Google has announced that over 10 million students and teachers in Malaysia will be using the company’s Apps suite for learning. They will especially be using Google’s Docs products for creative writing, composing presentations and keeping all their work in the cloud to be accessed anywhere there’s an internet connection.
In addition to signing on as a Google Apps customer, Malaysia is also purchasing an unspecified number of Google Chromebooks – lightweight, ultraportable laptops running the Chrome operating system. The purchase and the new Google partnership goes right along with the announcement that Malaysia plans to wire all of its 10,000 schools with 4G internet access and hope to bring the ratio of computers to students to 1:10 in the near future. The government calls it part of the education blueprint to “place Malaysia firmly on the path to development.”
According to VentureBeat, the reason for choosing the Chromebook for the country’s hardware isn’t a secret. The laptops are extremely affordable, stacking up nicely against many of Google’s own Android-running tablets and much more financially viable than Apple’s pricey iDevices.
In addition to the computers being attractively priced, the educational software that runs on them is itself free to use.
That’s of course, in strong contrast to its Google Apps for Business, which costs $50 per user per year. Google had originally made that free for businesses with under 50 users, but it quietly killed free access in December last year. Deals like this put Google in direct competition with Intel, as well as other computer manufacturers.
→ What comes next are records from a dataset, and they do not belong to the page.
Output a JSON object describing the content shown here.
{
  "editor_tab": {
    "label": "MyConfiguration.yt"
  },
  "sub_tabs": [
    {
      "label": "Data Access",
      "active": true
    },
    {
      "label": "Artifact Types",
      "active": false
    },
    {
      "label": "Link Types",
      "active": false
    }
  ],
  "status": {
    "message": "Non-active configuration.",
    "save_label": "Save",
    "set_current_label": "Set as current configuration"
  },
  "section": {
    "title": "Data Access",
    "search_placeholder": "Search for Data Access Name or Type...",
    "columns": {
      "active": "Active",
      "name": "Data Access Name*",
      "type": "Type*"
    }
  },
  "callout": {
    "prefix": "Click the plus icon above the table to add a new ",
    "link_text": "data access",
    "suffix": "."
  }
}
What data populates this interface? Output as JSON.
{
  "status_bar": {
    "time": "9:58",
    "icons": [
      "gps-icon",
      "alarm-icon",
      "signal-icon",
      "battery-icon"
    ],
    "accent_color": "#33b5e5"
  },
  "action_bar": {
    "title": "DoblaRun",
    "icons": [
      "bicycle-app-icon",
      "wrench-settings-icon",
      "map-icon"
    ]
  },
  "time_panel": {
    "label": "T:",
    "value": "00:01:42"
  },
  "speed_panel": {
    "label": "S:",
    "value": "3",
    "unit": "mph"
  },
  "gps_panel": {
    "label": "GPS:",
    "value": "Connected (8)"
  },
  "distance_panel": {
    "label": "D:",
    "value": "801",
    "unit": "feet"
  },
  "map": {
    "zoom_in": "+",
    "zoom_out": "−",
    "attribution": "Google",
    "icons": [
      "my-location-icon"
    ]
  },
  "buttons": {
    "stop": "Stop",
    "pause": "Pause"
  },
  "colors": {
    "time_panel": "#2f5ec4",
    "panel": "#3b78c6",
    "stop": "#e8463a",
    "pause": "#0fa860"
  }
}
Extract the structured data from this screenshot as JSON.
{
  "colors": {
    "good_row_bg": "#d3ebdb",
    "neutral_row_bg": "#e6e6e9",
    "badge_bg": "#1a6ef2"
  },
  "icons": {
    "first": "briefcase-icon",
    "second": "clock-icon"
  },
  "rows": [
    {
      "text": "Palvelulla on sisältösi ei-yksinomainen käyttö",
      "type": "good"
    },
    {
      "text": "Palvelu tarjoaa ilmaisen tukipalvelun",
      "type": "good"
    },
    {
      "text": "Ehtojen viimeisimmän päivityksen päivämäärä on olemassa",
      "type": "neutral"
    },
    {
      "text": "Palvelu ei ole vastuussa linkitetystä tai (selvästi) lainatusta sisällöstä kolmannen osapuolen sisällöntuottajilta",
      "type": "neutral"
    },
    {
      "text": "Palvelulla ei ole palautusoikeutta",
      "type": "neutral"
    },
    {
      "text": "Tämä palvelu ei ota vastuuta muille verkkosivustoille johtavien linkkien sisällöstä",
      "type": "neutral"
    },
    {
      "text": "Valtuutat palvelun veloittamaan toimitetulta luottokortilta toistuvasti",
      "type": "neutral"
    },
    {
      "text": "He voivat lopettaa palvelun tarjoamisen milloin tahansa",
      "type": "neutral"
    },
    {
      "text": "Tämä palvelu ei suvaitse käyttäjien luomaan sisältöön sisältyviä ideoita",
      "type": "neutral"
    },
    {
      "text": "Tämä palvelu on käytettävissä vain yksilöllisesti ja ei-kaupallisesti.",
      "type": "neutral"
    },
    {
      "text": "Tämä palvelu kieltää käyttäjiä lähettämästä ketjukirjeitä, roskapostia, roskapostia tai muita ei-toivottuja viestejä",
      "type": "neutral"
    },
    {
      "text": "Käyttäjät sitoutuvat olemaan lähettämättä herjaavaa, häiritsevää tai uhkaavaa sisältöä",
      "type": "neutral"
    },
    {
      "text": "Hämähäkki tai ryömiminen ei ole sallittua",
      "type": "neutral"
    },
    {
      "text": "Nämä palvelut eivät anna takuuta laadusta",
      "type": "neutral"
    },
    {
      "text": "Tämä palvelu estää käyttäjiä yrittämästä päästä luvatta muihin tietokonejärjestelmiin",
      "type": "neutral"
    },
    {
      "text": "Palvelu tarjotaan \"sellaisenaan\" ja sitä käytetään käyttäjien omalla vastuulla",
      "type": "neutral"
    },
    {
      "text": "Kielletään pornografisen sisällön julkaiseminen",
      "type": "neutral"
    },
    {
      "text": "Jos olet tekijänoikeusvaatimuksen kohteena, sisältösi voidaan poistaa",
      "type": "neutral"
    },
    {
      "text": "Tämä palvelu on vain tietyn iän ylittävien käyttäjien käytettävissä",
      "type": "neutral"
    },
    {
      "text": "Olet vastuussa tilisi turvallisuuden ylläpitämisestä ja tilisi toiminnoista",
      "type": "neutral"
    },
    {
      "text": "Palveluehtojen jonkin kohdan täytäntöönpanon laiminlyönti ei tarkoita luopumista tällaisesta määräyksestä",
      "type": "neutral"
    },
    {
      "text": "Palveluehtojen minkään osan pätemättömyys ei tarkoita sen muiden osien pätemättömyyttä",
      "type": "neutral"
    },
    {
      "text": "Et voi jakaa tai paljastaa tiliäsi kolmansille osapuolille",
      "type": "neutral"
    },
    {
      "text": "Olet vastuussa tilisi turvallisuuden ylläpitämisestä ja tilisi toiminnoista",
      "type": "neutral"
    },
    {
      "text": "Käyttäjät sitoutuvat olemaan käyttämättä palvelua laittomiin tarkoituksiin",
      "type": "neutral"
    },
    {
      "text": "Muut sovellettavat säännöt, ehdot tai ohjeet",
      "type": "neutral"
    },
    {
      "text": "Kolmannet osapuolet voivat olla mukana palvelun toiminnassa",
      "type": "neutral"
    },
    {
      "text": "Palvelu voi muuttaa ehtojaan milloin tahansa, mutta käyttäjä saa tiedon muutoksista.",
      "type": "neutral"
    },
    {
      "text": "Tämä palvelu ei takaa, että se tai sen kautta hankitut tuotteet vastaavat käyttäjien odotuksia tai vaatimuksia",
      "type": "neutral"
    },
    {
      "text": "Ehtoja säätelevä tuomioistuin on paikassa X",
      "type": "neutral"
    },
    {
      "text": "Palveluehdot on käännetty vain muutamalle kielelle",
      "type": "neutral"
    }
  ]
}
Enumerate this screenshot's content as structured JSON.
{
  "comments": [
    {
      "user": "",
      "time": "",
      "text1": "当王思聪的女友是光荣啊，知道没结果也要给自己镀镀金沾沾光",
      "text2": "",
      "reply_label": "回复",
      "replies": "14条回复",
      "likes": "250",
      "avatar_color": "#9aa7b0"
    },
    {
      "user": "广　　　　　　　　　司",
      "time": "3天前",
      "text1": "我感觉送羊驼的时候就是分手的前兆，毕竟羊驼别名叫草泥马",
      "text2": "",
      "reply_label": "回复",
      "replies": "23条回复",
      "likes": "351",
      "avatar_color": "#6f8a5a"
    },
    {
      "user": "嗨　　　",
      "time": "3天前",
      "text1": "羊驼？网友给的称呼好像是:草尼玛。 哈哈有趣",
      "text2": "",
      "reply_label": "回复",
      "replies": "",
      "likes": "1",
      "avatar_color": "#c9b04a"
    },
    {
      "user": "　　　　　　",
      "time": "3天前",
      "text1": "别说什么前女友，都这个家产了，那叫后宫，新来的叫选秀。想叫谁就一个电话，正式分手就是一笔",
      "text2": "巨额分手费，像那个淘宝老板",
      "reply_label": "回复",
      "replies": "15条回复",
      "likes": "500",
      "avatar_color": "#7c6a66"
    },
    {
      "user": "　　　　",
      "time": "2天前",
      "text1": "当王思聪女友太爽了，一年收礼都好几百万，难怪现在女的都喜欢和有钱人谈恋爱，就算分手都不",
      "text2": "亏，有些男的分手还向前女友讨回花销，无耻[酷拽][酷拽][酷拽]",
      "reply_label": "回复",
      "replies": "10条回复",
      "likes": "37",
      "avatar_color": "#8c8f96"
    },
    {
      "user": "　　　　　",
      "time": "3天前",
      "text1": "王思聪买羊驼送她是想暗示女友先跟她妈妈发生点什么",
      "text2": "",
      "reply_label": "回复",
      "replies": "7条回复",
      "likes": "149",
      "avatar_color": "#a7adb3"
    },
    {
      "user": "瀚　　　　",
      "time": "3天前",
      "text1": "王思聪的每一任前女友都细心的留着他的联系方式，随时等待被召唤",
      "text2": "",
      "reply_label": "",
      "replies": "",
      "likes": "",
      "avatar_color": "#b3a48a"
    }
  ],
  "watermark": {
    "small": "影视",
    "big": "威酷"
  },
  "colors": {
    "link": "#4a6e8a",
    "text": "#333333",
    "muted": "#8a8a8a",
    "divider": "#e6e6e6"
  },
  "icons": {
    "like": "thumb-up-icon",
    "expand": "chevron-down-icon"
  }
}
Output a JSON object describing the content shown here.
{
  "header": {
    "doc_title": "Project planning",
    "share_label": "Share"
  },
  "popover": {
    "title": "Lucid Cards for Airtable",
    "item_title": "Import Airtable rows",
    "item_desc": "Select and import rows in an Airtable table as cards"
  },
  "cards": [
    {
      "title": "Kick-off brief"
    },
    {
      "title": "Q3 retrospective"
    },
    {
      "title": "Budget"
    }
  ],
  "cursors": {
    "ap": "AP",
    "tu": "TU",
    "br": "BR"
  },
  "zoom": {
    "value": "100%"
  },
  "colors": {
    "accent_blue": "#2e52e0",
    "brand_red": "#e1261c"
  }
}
Intel has a global education initiative which has, for example, put computers in the hands of all middle and high school students in Portugal, and focuses on working with local hardware and software producers to create educational laptops, tablets, and software based on Intel’s references designs.
The Malaysia deal is another feather in the cap of Google’s education division, as a growing number of schools and districts around the US — and around the world — are turning to their cheap notebooks to bring technology into their classrooms at a reasonable price.
Globally, more than 3,000 schools have now adopted Chromebooks, which generally cost around $300-500, although they will cost significantly less in volume, and Google had a Christmas sale last year, offering Chromebooks at just $99.